A morte pertence à vida, como pertence o nascimento.
O caminho tanto está em levantar o pé,

como em pousá-lo no chão.

TAGORE
In Pássaros Perdidos, CCLXVII

Imaginamos o momento e o trabalho com doentes (PESSOAS) terminais muito ESPECIAIS e, na verdade estamos certos! Coisas tão simples como sentarmo-nos “bem perto”, escutarmos e descobrirmos as suas necessidades (desafio enorme, tendo em conta que as necessidades variam, claramente, de pessoa para pessoa), tornam-se coisas enormes! Imaginamos dizer as palavras mais importantes e talvez o mais importante seja, apenas, estar e conter o que é partilhado, mesmo o silêncio, talvez e fundamentalmente, o silêncio! É neste encontro que devemos ter o nosso próprio processo de morte decifrado, porque se estivermos preparados para viver estaremos, possivelmente preparados para morrer. Talvez estejamos a falar da mesma preparação!

Imagino um encontro entre duas pessoas, um encontro onde deixamos no fundo do nosso espaço, o nosso medo, para que neste encontro possa apenas existir, compreensão, dignidade, respeito e o que o doente, a pessoa entenda. Deixemo-lo conduzir o nosso trabalho. Deixemo-lo fazer perguntas. Deixemo-lo ter dúvidas. Deixemo-lo gritar de uma dor que não compreende, não quer aceitar e que parece ter um “fim que não se que ver findado”. Deixemo-lo respirar com raiva e revolta. Deixemo-lo sentir. Permitimo-nos estar, gritar também, chorar, rir também (sim, rir, atenua a dor). Permitimo-nos sentir o que o outro sente…apenas isso!

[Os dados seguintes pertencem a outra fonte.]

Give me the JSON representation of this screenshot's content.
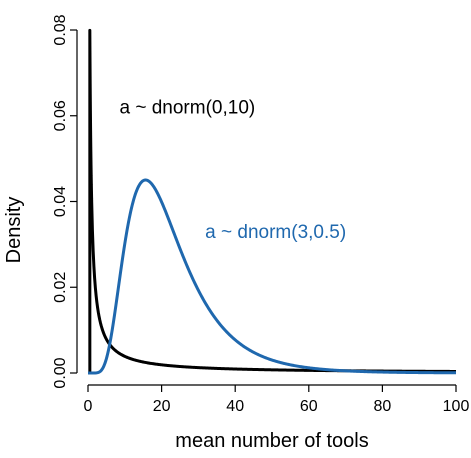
{
  "chart_data": {
    "type": "line",
    "title": "",
    "xlabel": "mean number of tools",
    "ylabel": "Density",
    "xlim": [
      0,
      100
    ],
    "ylim": [
      0,
      0.08
    ],
    "x_ticks": [
      0,
      20,
      40,
      60,
      80,
      100
    ],
    "y_ticks": [
      0.0,
      0.02,
      0.04,
      0.06,
      0.08
    ],
    "x_tick_labels": [
      "0",
      "20",
      "40",
      "60",
      "80",
      "100"
    ],
    "y_tick_labels": [
      "0.00",
      "0.02",
      "0.04",
      "0.06",
      "0.08"
    ],
    "grid": false,
    "legend": "none",
    "series": [
      {
        "color": "#000000",
        "distribution": "lognormal",
        "meanlog": 0,
        "sdlog": 10,
        "x": [
          0.5,
          1,
          2,
          3,
          5,
          10,
          20,
          40,
          60,
          80,
          100
        ],
        "y": [
          0.0798,
          0.0399,
          0.0199,
          0.0133,
          0.0079,
          0.0039,
          0.0019,
          0.00092,
          0.0006,
          0.00044,
          0.00035
        ]
      },
      {
        "color": "#1f68ae",
        "distribution": "lognormal",
        "meanlog": 3,
        "sdlog": 0.5,
        "x": [
          2,
          5,
          10,
          15.6,
          20,
          30,
          40,
          50,
          60,
          80,
          100
        ],
        "y": [
          0.0,
          0.0027,
          0.0293,
          0.0449,
          0.0417,
          0.0226,
          0.0105,
          0.0047,
          0.0021,
          0.0004,
          0.0001
        ]
      }
    ],
    "annotations": [
      {
        "text": "a ~ dnorm(0,10)",
        "x": 27,
        "y": 0.0605,
        "color": "#000000"
      },
      {
        "text": "a ~ dnorm(3,0.5)",
        "x": 51,
        "y": 0.0315,
        "color": "#1f68ae"
      }
    ]
  }
}
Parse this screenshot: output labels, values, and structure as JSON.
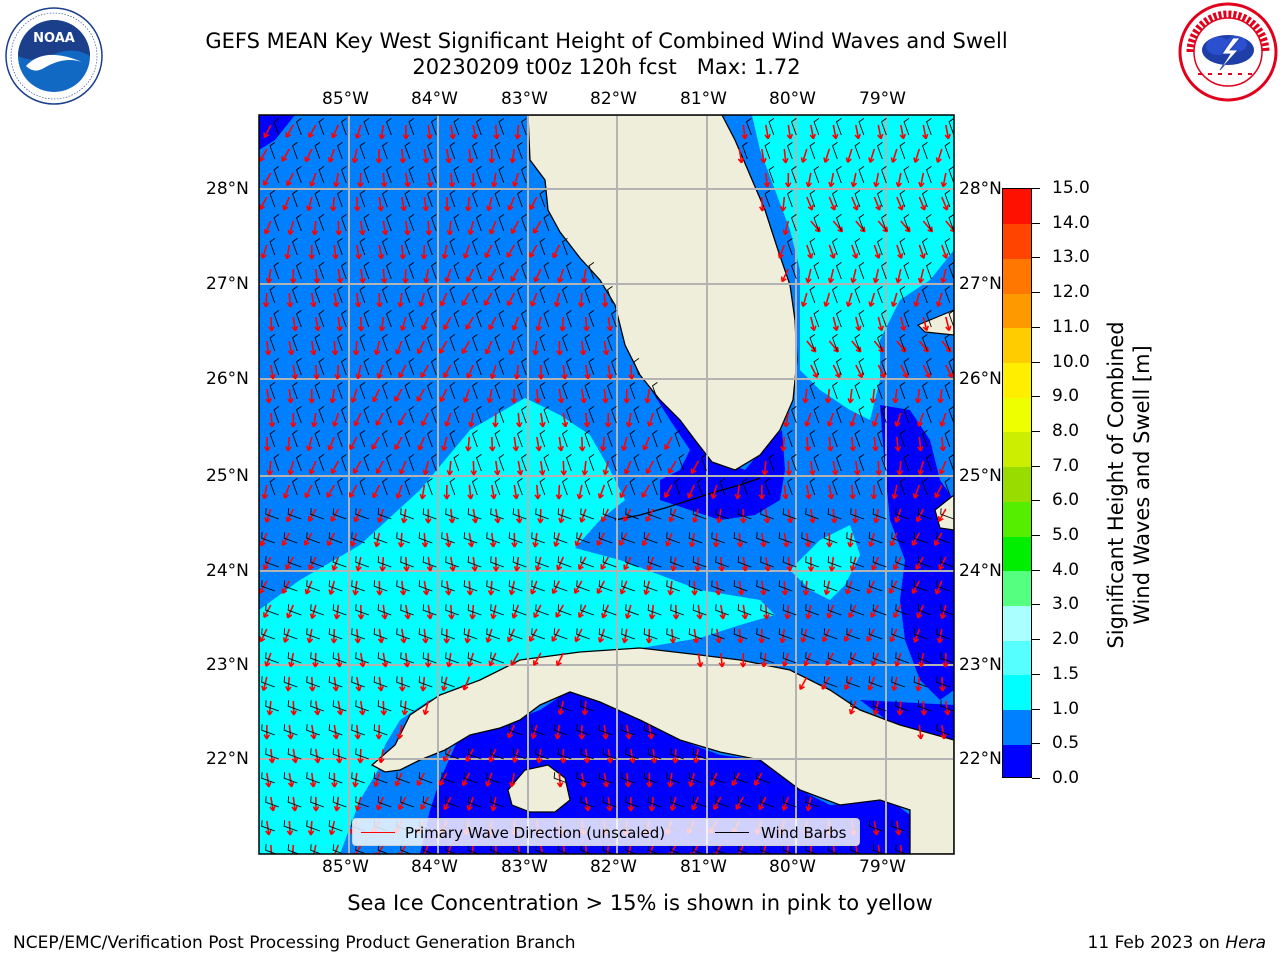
{
  "title": {
    "line1": "GEFS MEAN Key West Significant Height of Combined Wind Waves and Swell",
    "line2_run": "20230209 t00z 120h fcst",
    "line2_max": "Max: 1.72"
  },
  "logos": {
    "left": "noaa-logo",
    "right": "nws-logo"
  },
  "map": {
    "lon_labels": [
      "85°W",
      "84°W",
      "83°W",
      "82°W",
      "81°W",
      "80°W",
      "79°W"
    ],
    "lat_labels": [
      "22°N",
      "23°N",
      "24°N",
      "25°N",
      "26°N",
      "27°N",
      "28°N"
    ],
    "land_color": "#efeedb",
    "coast_color": "#000000",
    "grid_color": "#b3b3b3"
  },
  "legend": {
    "wave_direction": "Primary Wave Direction (unscaled)",
    "wind_barbs": "Wind Barbs",
    "wave_direction_color": "#ff0000",
    "wind_barbs_color": "#000000"
  },
  "colorbar": {
    "title_line1": "Significant Height of Combined",
    "title_line2": "Wind Waves and Swell [m]",
    "ticks": [
      "0.0",
      "0.5",
      "1.0",
      "1.5",
      "2.0",
      "3.0",
      "4.0",
      "5.0",
      "6.0",
      "7.0",
      "8.0",
      "9.0",
      "10.0",
      "11.0",
      "12.0",
      "13.0",
      "14.0",
      "15.0"
    ],
    "colors": [
      "#0000ff",
      "#0080ff",
      "#00ffff",
      "#55ffff",
      "#aaffff",
      "#55ff80",
      "#00ee00",
      "#55ee00",
      "#99dd00",
      "#ccee00",
      "#eeff00",
      "#ffee00",
      "#ffcc00",
      "#ff9900",
      "#ff7700",
      "#ff4400",
      "#ff1100"
    ]
  },
  "notes": {
    "sea_ice": "Sea Ice Concentration > 15% is shown in pink to yellow"
  },
  "footer": {
    "left": "NCEP/EMC/Verification Post Processing Product Generation Branch",
    "right_date": "11 Feb 2023 on",
    "right_host": "Hera"
  }
}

Aqueles que têm a força e o amor para se sentar ao lado do paciente que está prestes a morrer no silêncio que transcende as palavras saberão que esse momento não é assustador nem doloroso, mas antes uma cessação pacífica do funcionamento do corpo (Elisabeth Kubler-Ross). Na verdade, a vida de quem acompanha, de quem sabe e pode estar nestes momentos, ganha uma história especial, envolvida num enredo de histórias. Parece e é poético, a forma como quem acompanha, enriquece com a peculiaridade de cada indivíduo, da sua história, do seu livro.

“Na minha cabeça, mastigo dez vezes cada frase,
corto uma palavra, acrescento um adjectivo,
e decoro o meu texto, parágrafo a parágrafo […]
É possível construir castelos no ar, conquistar
o Tosão de Ouro, descobrir a Atlântida,
realizar os sonhos de criança e os sonhos de adulto.”